Mali et Algérie : un rapprochement diplomatique en marche ?

Mali et Algérie : un rapprochement diplomatique en marche ?

Drapeaux du Mali et de l'Algérie flottant côte à côte

Les tensions entre Bamako et Alger ont connu un pic en avril 2025, après l’incident d’un drone algérien abattu par les forces maliennes. Alger reprochait à son voisin une violation de son espace aérien, une accusation fermement rejetée par le gouvernement malien. En représailles, le Mali avait décrété la fermeture de son espace aérien, alors que les deux nations partagent plus de 1 300 kilomètres de frontière.

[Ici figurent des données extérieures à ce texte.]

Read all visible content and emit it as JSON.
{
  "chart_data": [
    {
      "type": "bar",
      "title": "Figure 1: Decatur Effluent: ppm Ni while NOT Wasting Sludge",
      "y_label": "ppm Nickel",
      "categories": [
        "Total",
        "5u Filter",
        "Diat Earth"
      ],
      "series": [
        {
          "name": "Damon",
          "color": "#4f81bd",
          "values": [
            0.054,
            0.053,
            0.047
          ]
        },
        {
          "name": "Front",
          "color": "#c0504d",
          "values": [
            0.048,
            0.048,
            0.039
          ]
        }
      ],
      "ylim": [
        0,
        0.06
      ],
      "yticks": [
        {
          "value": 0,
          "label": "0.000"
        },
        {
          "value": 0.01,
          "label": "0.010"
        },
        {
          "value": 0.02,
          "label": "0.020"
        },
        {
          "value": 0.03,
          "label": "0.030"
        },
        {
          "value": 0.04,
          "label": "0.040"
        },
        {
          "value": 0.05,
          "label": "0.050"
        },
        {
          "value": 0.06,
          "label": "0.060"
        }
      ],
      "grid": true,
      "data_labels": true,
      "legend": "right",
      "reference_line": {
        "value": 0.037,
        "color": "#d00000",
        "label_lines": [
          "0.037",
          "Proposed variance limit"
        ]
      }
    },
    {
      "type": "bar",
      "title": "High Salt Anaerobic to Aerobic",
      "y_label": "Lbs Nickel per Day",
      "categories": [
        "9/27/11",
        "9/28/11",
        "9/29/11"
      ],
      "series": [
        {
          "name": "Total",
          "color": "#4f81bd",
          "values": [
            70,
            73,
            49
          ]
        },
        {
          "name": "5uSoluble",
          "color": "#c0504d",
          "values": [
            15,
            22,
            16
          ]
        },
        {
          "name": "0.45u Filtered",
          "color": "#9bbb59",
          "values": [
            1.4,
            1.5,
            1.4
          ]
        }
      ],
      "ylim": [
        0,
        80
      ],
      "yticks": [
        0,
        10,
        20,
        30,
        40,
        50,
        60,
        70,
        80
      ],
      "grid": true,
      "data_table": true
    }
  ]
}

Cependant, le 10 juillet dernier, un tournant s’est produit avec l’annonce de mesures concrètes pour rétablir le dialogue. Les deux pays ont notamment acté le retour de leurs ambassadeurs respectifs et la réouverture de leurs espaces aériens.

Cette volonté de réconciliation s’est encore renforcée lors d’un échange téléphonique entre le Premier ministre algérien Sifi Ghrieb et son homologue malien, ouvrant la voie à une visite officielle.

Des enjeux sécuritaires communs dans le Sahel

Mohamed Amara, sociologue spécialiste des questions sahéliennes, souligne que ce rapprochement s’inscrit dans un contexte régional marqué par la montée des groupes armés. « Ce dialogue permet avant tout de rétablir une stabilité indispensable pour faire face aux défis sécuritaires qui touchent le Sahel, même si l’Algérie n’est pas directement exposée aux mêmes menaces que ses voisins », explique-t-il.

Pour Alger, cette initiative répond à un double objectif : renforcer sa position de leader régional et sécuriser sa frontière avec le Mali. « L’Algérie cherche à reprendre le contrôle de la situation, notamment en s’appuyant sur son partenariat avec la Fédération de Russie, un acteur clé pour les deux États », précise l’expert.

Quels bénéfices pour le Mali ?

Du côté malien, les motivations sont tout aussi stratégiques. « Le Mali a tout intérêt à normaliser ses relations avec l’Algérie pour sécuriser sa frontière et éviter qu’elle ne devienne une zone de transit pour les groupes armés », analyse Mohamed Amara.

Autre priorité : relancer le dialogue politique, notamment avec les groupes rebelles de l’Azawad. Une reprise des négociations pourrait ainsi contribuer à stabiliser le pays, déjà fragilisé par une crise politique persistante.

Un impact sur les équilibres géopolitiques du Sahel ?

Si les dynamiques régionales n’ont pas radicalement changé depuis 2020, ce rapprochement pourrait marquer un tournant. « Ce qui est significatif, c’est la réintégration de l’Algérie dans le jeu diplomatique sahélien, ainsi que le rôle accru de la Russie, déjà partenaire militaire de Bamako et Alger », souligne le sociologue.

Cette évolution pourrait ainsi redéfinir les alliances et les rapports de force au Sahel, où la stabilité reste un enjeu majeur pour l’ensemble des acteurs locaux et internationaux.